Wednesday, June 21, 2017

Balusters

Let's face it, moving in the middle of remodeling isn't ideal. There was so much hope that all things would be DONE before we moved in. They weren't. Like our front door.

Confession: I'm still painting the kitchen cabinets. Someone posted on our neighborhood Facebook page today that they went away on vacation for five days and came back to completely painted cabinets. I don't even know this person, but I don't like them.

So, I thought I'd try to start updating again in between painting and unloading boxes! Today, balusters!

When we started the floor project, we knew the question of stairs would have to be addressed at some point. The flooring company wanted roughly $2,500 to redo the banister, stairs, and balusters. The balusters alone were $20 each. We have 64...you do the math.
I couldn't do it. We were talking sanding and staining. It wasn't rocket science—just back-breaking sweat equity. Totally underestimated just how hard that was going to be. The sanding... ugh. Y'all know how much I hate sanding. 
But then came the balusters. And when I priced them at Lowe's (cheaper than my Home Depot stomping grounds!) I could get the plain ones for about $7 each and the decorative ones for $10 each including the feet and the 9.25% Tennessee tax (can you tell I'm slightly bitter?). My project was less than half the asking price! I did have to drive around to find enough for my project. I have mad respect for contractors and the work they do, but I read the tutorials and everything said this was going to be easy despite never attempting to do anything like this before. And it actually was! But it was also extremely time consuming...hence the price tag. It took me about three days, and those were actually days where someone else was watching the kids.
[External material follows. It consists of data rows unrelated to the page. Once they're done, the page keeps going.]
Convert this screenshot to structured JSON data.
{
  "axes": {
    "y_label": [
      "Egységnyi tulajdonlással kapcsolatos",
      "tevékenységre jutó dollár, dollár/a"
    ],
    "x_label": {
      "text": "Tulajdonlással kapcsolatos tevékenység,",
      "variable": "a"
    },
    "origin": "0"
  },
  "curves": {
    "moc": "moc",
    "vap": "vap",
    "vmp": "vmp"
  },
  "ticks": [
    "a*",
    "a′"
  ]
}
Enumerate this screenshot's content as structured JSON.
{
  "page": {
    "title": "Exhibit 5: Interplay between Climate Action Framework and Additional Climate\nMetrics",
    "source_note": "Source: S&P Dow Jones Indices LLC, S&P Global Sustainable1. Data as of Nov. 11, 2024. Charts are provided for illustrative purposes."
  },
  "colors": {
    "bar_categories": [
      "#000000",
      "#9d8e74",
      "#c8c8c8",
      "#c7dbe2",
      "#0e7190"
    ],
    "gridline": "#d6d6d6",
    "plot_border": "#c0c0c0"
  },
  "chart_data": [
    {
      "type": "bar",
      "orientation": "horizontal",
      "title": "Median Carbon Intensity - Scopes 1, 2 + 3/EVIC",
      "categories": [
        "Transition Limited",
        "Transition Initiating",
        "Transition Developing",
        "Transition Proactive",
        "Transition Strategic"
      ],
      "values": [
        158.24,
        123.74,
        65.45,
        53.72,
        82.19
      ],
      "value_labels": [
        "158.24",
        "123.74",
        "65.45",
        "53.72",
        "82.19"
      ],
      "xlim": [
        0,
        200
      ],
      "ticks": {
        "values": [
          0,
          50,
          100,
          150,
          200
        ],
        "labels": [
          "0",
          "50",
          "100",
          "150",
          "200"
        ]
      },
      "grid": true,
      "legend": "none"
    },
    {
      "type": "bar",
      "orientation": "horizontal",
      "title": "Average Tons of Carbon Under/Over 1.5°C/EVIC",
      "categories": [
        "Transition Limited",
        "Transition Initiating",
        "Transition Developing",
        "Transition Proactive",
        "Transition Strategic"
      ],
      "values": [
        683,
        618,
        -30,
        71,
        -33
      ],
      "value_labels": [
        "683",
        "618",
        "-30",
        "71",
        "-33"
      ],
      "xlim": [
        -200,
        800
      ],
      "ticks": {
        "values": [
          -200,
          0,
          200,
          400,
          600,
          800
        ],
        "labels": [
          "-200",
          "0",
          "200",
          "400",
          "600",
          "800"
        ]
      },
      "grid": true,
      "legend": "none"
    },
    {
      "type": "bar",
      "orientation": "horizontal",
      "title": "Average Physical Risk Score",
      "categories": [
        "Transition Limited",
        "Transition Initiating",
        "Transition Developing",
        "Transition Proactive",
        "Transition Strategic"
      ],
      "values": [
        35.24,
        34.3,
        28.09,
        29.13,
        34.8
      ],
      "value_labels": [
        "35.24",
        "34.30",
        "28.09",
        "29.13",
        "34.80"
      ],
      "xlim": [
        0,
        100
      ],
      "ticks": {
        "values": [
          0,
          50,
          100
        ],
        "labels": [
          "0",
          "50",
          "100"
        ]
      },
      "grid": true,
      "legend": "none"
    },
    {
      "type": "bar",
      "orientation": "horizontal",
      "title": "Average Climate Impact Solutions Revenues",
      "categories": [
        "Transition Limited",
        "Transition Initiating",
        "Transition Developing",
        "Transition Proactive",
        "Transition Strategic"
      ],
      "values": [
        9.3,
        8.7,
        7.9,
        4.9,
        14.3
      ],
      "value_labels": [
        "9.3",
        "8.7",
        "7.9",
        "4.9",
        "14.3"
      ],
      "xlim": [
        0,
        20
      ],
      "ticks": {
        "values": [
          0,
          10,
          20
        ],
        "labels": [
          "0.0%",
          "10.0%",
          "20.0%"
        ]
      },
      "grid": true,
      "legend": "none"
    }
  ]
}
I started with the flat banister because that just seemed easier. It was. 
1. Remove the old banister and all the nails. Nails... ugh. They kept breaking off. 
2. Drill a hole a half inch deep with a 3/8 bit in the tread. Drill a 1 1/2" deep hole in the banister. Lucky for me... that was already done! The hole needed to be a little deeper on the tread. 
3. Measure from tread to banister. Add 1 1/4" to the measurement. 
4. Cut the baluster. Not my favorite part. I used my miter saw and just replaced the blade with a metal cutting blade. Of course it took me half an hour just to change the blade, but no worries... now I'm a pro! But metal on metal...sparks flying everywhere. Nope. Not my favorite. That was freaky. Wear your eye gear. We're not burning corneas on this one. Also, remember that it's HOT after you cut it, and you shouldn't touch freshly sawn metal. 
5. Tape the top (not the part you stick in the banister—just below that) so glue doesn't drop down. Okay, I did that part, but now that I'm through it... it was actually easier just to scrape off any dripping glue.
6. Put the foot on the rod the correct direction. Double check it's the correct direction multiple times. (One of these isn't correct!)
7. Put gobs of glue into the holes. I used liquid nails and gorilla glue. Neither really did what I wanted so at the end, I recalled a blog I read once and filled the gaps in the base with hot glue. Once I had everything installed, I did actually go back with a hot glue gun to help fill the holes and removed any wiggle room. Anything that dripped down, I just used a knife to shove it back in the hole. That way, it still helped keep the balusters from moving. Whatever works ya'll!
8. Shove baluster into the banister, and then into the base. 
9. At this point you can tighten the allen nut on the foot, but I'm painting the treads so I didn't. 

And that's basically how the flat part went! Yay! The angled banister got hard at step 1. This is when NONE of the nails wanted to come out. It got increasingly worse with the fact that there were no holes in the treads, and I had to drill them. Drill on top of the screws that weren't coming out. I broke two drill bits before I went and bought this Mack-daddy bit (on the left)...overall I broke five bits in this process. I also typically used a 12V drill because it's smaller. Definitely needed the 18V I keep in a box in the garage. What a difference between the two! Hole drilling definitely required the 18V just FYI. Also, you're probably supposed to wear shoes for this kind of thing. I clearly don't.

Yep...not hard, but definitely time consuming. Step. By. Step.
I'm still painting, but you can at least see what they look like installed!

I would definitely recommend this project as a good DIY. Hopefully you have less balusters.